The new Infection Protection Act follows almost eight weeks of criminal inaction by the government, which had taken on increasingly aggressive features in recent weeks. While the number of COVID-19 patients admitted to intensive care units began to rise exponentially from the beginning of March, the federal and state governments refused to implement the necessary lockdown, flatly ignored the cries for help from senior intensive care doctors and the protests of leading virologists, and instead systematically opened up schools and retail outlets.
On March 24, Chancellor Angela Merkel personally removed the so-called “Easter Truce,” which had only been agreed the day before by the meeting of federal-state politicians. She asked business leaders and trade associations for “forgiveness” and then disappeared almost completely from the political scene for a fortnight. Recently, the summit meeting of state premiers scheduled for Monday was also cancelled just a few days earlier.
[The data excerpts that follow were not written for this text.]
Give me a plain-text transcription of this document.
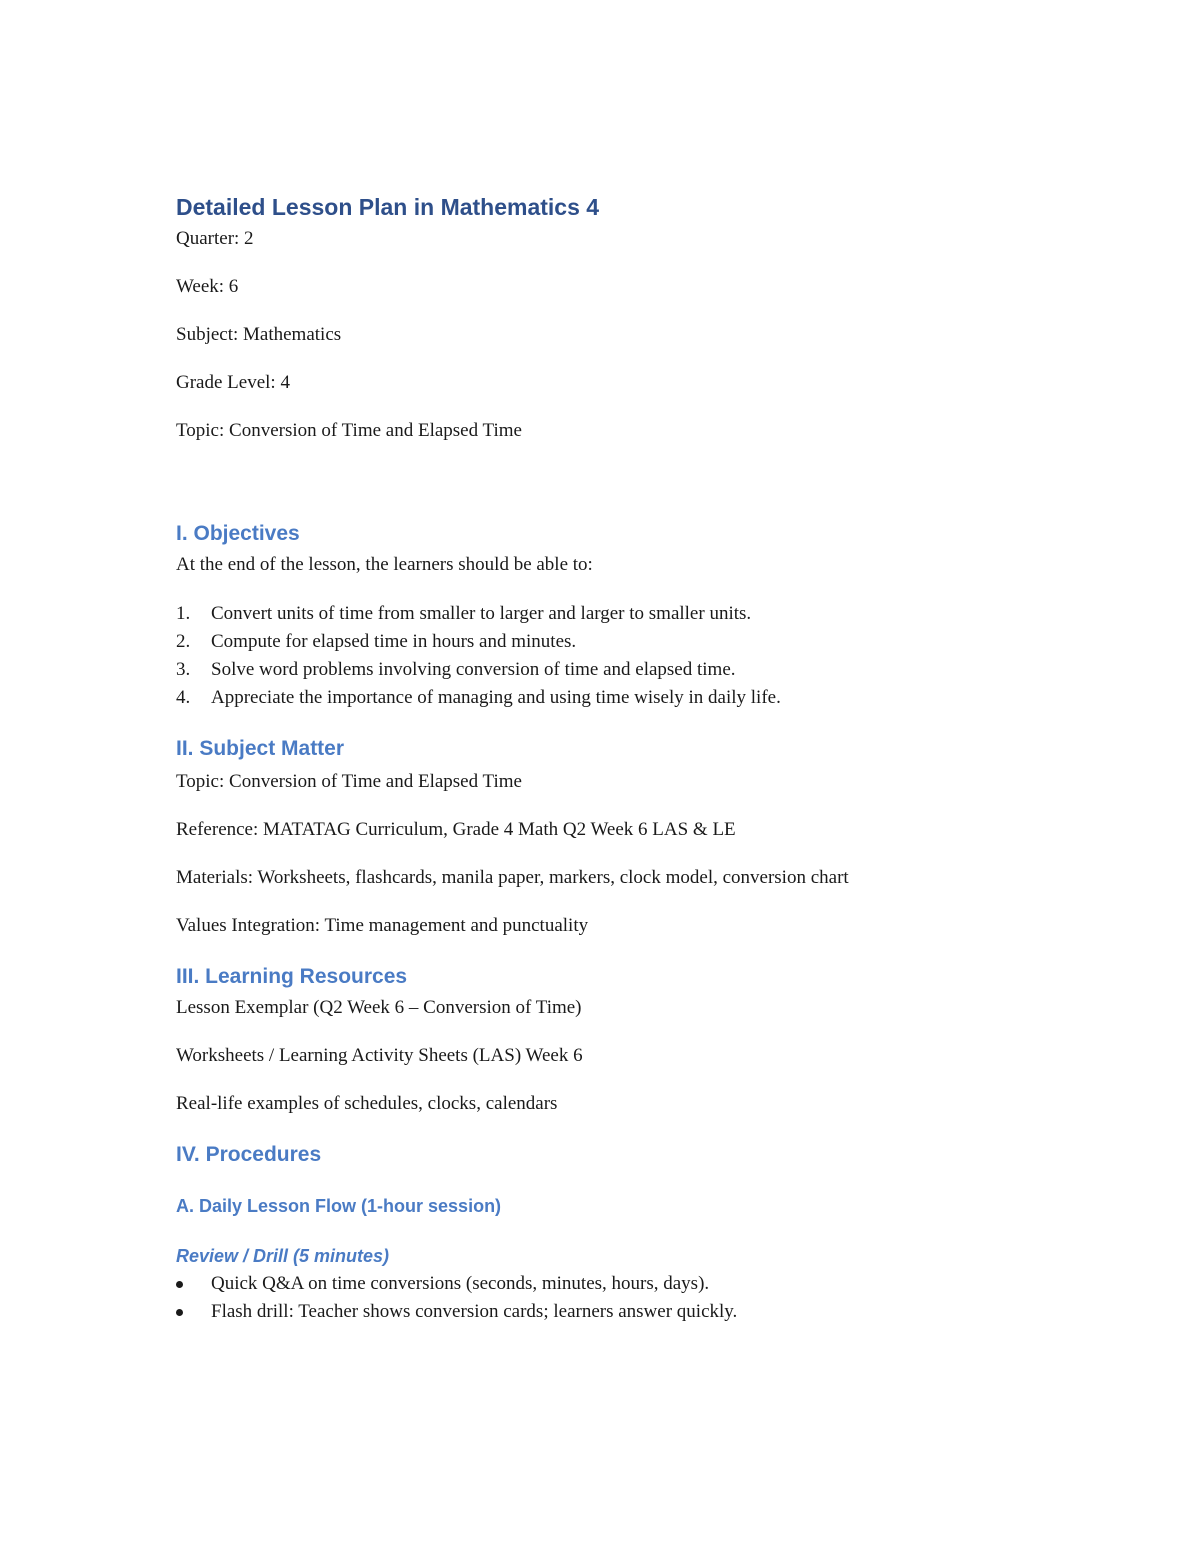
Detailed Lesson Plan in Mathematics 4

Quarter: 2

Week: 6

Subject: Mathematics

Grade Level: 4

Topic: Conversion of Time and Elapsed Time

I. Objectives

At the end of the lesson, the learners should be able to:

1. Convert units of time from smaller to larger and larger to smaller units.
2. Compute for elapsed time in hours and minutes.
3. Solve word problems involving conversion of time and elapsed time.
4. Appreciate the importance of managing and using time wisely in daily life.
II. Subject Matter

Topic: Conversion of Time and Elapsed Time

Reference: MATATAG Curriculum, Grade 4 Math Q2 Week 6 LAS & LE

Materials: Worksheets, flashcards, manila paper, markers, clock model, conversion chart

Values Integration: Time management and punctuality

III. Learning Resources

Lesson Exemplar (Q2 Week 6 – Conversion of Time)

Worksheets / Learning Activity Sheets (LAS) Week 6

Real-life examples of schedules, clocks, calendars

IV. Procedures
A. Daily Lesson Flow (1-hour session)
Review / Drill (5 minutes)
Quick Q&A on time conversions (seconds, minutes, hours, days).
Flash drill: Teacher shows conversion cards; learners answer quickly.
In the meantime, the intensive care doctors association DIVI warns that the number of coronavirus intensive care patients threatens to rise to 7,000 before the end of April if developments remain unchanged. This figure is 23 percent higher than the previous peak at the beginning of the year, when intensive care units were on the verge of nationwide collapse, with 5,700 patients and more than 1,000 COVID-19 deaths on many days. “Dear decision-makers, how high are the numbers supposed to go before you want to react?” tweeted the scientific director of the DIVI intensive care register, Christian Karagiannidis, last Wednesday.
In view of the impending overwhelming of hospitals, Lothar Wieler, President of the RKI, called on the media and politicians on Friday, “not to talk or discuss stupidly,” but to act immediately. Without a massive reduction in mobility, “many people will lose their lives,” he noted. “Every day we act later, we lose people.”